Training a model with journalistic standards in mind was not easy but this long path has made four points clear for us:

1) AI-assisted reporting is doable but AI reporting is not. Human supervision cannot be removed from a journalistic process. 

Human judgment and approval is an integral part of any journalistic process and, while we can use technology to take on the tedious, repetitive tasks, it cannot entirely replace journalists. For example, in our model, every single summary is read and approved by a journalist before it is published. 

2) AI models are as good as their training. To get the best results from any language model, its purpose should be well defined. Then, the most efficient path to training can be identified and the process can begin. 

Models are also not a one-size-fits-all solution. Newsrooms should consider their own unique challenges and requirements as they explore AI solutions, and journalists need to play an active role in training the algorithm rather than leaving it up to developers alone. A model that is trained only on court documents in Texas, for example, might not produce the best results with court documents in Alaska because the style of writing legal opinions is different.  

3) Interdisciplinary collaboration is essential for AI in journalism. Developers without journalists cannot tackle tasks like fact-checking, content summarization and translation alone.
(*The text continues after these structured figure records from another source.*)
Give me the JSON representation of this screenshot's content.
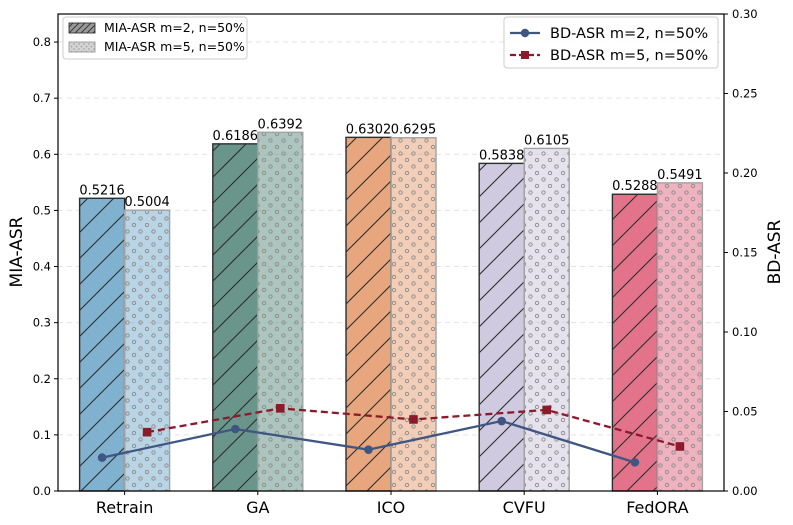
{
  "chart_data": {
    "type": "bar",
    "categories": [
      "Retrain",
      "GA",
      "ICO",
      "CVFU",
      "FedORA"
    ],
    "category_colors": [
      "#80b2cf",
      "#6a958a",
      "#e7a67d",
      "#cfcae0",
      "#e2738a"
    ],
    "y_left": {
      "label": "MIA-ASR",
      "ylim": [
        0,
        0.85
      ],
      "ticks": [
        "0.0",
        "0.1",
        "0.2",
        "0.3",
        "0.4",
        "0.5",
        "0.6",
        "0.7",
        "0.8"
      ]
    },
    "y_right": {
      "label": "BD-ASR",
      "ylim": [
        0,
        0.3
      ],
      "ticks": [
        "0.00",
        "0.05",
        "0.10",
        "0.15",
        "0.20",
        "0.25",
        "0.30"
      ]
    },
    "bar_series": [
      {
        "name": "MIA-ASR m=2, n=50%",
        "hatch": "diagonal",
        "values": [
          0.5216,
          0.6186,
          0.6302,
          0.5838,
          0.5288
        ],
        "labels": [
          "0.5216",
          "0.6186",
          "0.6302",
          "0.5838",
          "0.5288"
        ]
      },
      {
        "name": "MIA-ASR m=5, n=50%",
        "hatch": "dots",
        "values": [
          0.5004,
          0.6392,
          0.6295,
          0.6105,
          0.5491
        ],
        "labels": [
          "0.5004",
          "0.6392",
          "0.6295",
          "0.6105",
          "0.5491"
        ]
      }
    ],
    "line_series": [
      {
        "name": "BD-ASR m=2, n=50%",
        "axis": "right",
        "style": "solid",
        "marker": "circle",
        "color": "#3f5683",
        "values": [
          0.021,
          0.039,
          0.026,
          0.044,
          0.018
        ]
      },
      {
        "name": "BD-ASR m=5, n=50%",
        "axis": "right",
        "style": "dashed",
        "marker": "square",
        "color": "#8b1a2b",
        "values": [
          0.037,
          0.052,
          0.045,
          0.051,
          0.028
        ]
      }
    ],
    "legend_bars_position": "top-left",
    "legend_lines_position": "top-right",
    "grid": "horizontal dashed"
  }
}
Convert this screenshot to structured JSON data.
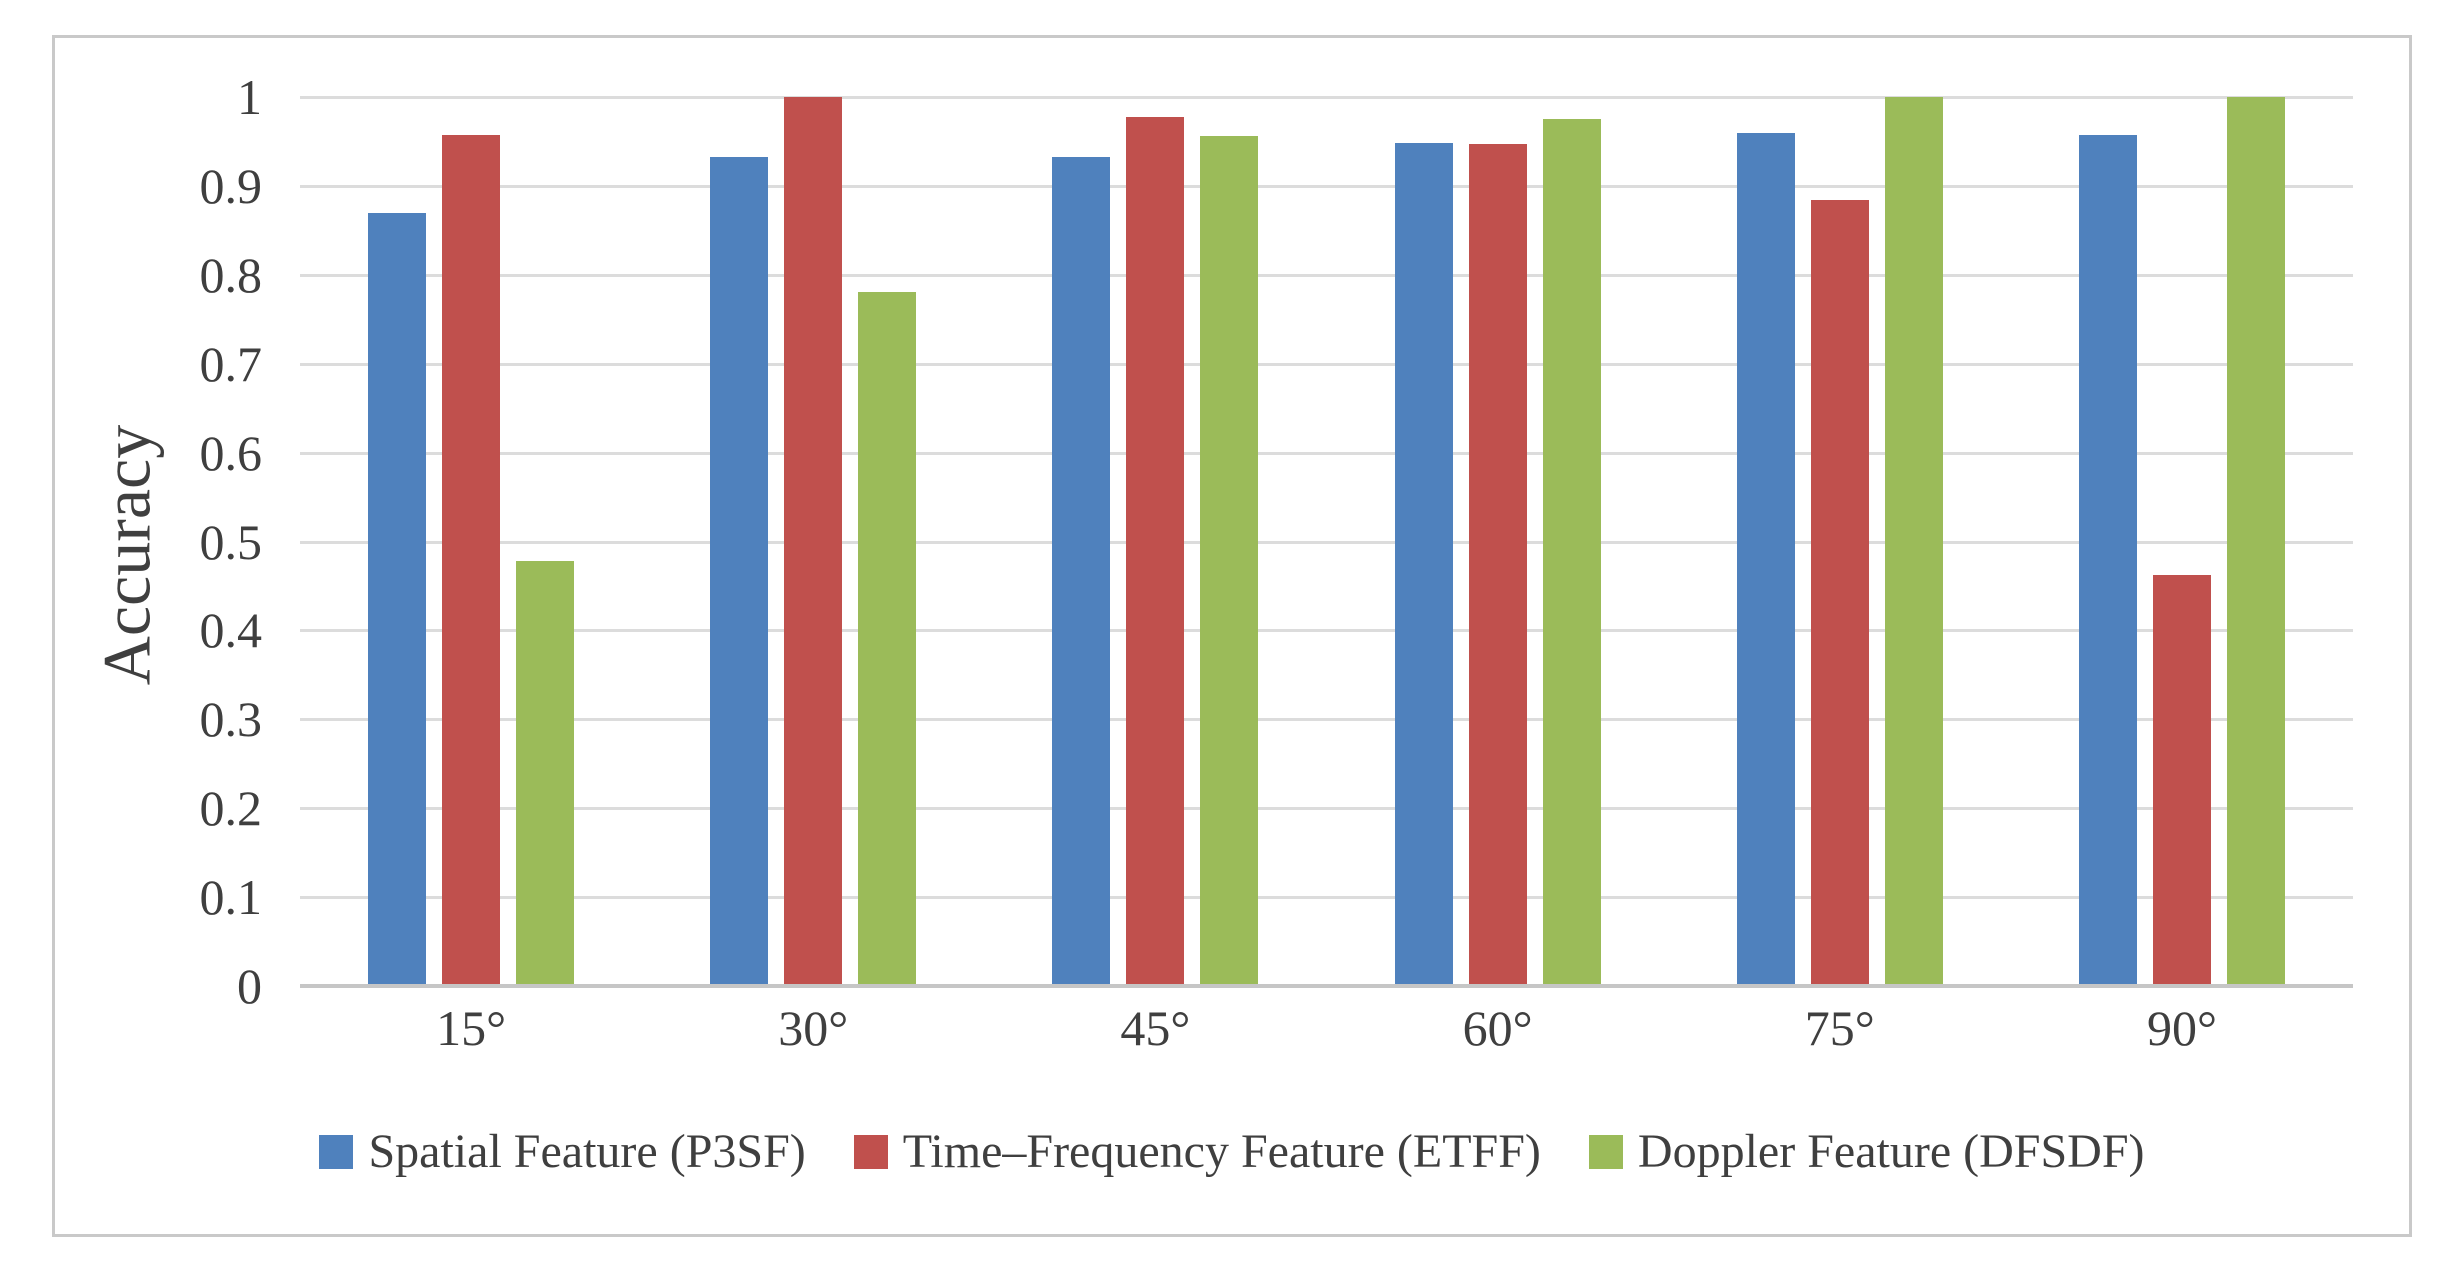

And journalists cannot go at it alone, either. 

We need to create collaborative spaces for journalists and developers to work together, and, most importantly, ensure that journalists get a say in how AI is used in their profession. 

4) Current models can achieve great performance using only training data from one's organization. We found we could match the style and quality we wanted while training on only data we created. 

Quality examples crafted by journalists have a lot more value and performance than scraping similar content from other sources. This process should not be a single step, but rather teams should identify current model weaknesses and craft additional examples that help demonstrate the correct behavior.